Tılsım Yayınevi tarafından yayımlanan eser, kısa fakat yoğun anlatımıyla uluslararası hukukun yalnızca işlevini değil, bizzat varlığını sorguluyor. Mete, kitabında güçlü devletlerin çıkarları ve siyasi baskıların uluslararası hukukun sınırlarını nasıl çizdiğini somut örneklerle inceliyor.
Ruanda, Srebrenitsa ve Darfur’daki katliamların yanı sıra Gazze’de yaşanan güncel trajediler üzerinden yapılan değerlendirmelerde, uluslararası kurumların sınırlı etkisi dikkat çekiyor.
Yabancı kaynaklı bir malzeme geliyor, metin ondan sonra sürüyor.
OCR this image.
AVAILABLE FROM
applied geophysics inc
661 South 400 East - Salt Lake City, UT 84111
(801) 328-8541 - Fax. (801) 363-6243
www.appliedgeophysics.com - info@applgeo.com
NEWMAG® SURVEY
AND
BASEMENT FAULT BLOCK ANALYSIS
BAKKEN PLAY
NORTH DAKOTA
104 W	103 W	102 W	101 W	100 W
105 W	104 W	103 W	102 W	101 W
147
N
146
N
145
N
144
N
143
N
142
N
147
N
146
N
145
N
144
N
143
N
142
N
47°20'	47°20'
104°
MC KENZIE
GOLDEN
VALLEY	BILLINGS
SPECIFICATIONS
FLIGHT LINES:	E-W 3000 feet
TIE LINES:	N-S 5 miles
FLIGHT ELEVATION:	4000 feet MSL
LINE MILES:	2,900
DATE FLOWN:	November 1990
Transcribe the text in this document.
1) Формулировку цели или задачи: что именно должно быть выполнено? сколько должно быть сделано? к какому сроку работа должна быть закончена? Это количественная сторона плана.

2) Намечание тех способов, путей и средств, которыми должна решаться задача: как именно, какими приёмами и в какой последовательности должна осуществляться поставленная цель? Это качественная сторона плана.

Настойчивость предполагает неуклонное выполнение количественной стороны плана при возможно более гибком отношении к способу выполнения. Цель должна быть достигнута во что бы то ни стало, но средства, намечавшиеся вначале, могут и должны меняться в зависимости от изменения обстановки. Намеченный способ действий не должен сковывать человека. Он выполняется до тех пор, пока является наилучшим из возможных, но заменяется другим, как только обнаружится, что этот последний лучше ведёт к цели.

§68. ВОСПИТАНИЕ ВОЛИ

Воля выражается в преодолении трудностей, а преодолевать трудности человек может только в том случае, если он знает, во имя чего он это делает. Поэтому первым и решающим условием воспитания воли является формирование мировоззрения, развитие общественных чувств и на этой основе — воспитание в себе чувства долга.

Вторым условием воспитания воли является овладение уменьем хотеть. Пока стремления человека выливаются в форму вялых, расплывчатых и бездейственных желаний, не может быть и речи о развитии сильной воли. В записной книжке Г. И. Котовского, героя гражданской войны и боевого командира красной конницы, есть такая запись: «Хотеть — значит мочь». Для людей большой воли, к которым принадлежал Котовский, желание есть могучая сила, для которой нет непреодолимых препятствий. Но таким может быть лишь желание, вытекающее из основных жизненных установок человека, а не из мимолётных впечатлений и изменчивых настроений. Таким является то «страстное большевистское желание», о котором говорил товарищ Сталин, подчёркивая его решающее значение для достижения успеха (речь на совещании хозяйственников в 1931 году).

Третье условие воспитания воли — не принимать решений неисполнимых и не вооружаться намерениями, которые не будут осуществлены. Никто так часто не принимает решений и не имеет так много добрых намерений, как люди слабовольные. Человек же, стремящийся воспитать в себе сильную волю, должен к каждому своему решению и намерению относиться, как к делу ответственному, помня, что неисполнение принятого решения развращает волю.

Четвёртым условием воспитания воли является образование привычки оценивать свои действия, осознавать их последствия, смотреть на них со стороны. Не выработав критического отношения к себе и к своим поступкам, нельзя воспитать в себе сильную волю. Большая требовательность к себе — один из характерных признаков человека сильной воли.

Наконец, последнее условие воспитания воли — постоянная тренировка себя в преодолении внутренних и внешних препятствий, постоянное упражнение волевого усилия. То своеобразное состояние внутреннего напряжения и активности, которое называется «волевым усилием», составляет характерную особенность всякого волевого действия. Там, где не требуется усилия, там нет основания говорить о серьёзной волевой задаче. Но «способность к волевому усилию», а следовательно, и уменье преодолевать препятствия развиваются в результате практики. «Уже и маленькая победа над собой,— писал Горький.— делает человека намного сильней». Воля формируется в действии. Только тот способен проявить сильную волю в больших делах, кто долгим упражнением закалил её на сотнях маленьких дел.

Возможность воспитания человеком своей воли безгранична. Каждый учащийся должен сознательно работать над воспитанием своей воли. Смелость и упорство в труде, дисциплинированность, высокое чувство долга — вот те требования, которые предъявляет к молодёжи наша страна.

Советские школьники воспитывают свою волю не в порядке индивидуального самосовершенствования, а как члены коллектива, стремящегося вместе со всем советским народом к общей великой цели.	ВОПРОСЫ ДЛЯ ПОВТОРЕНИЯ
Özellikle Uluslararası Ceza Mahkemesi’nin siyasi baskılar nedeniyle bazı soruşturmaları kapatmak zorunda kalması ve İsrail’in Gazze’deki saldırıları karşısında uygulanan çifte standartlar, kitabın öne çıkan tartışma başlıkları arasında yer alıyor.
Mete, kitabın kısa tutulmasının bilinçli bir tercih olduğunu belirtiyor. İlham kaynağı olarak gösterdiği Liechtenstein Maritime Law kitabı ise bu yaklaşımın dikkat çekici bir örneği. Denize kıyısı olmayan Lihtenştayn’da deniz hukukunun bulunmadığını vurgulamak için yalnızca tek paragraftan oluşan bu eser, Mete’nin sade ama çarpıcı anlatım tercihini destekliyor.
Kitabın gelirlerinin tamamı Filistinli çocuklara bağışlanacak. Bu yönüyle eser, yalnızca akademik bir katkı sunmakla kalmayıp insani bir dayanışma amacı da taşıyor.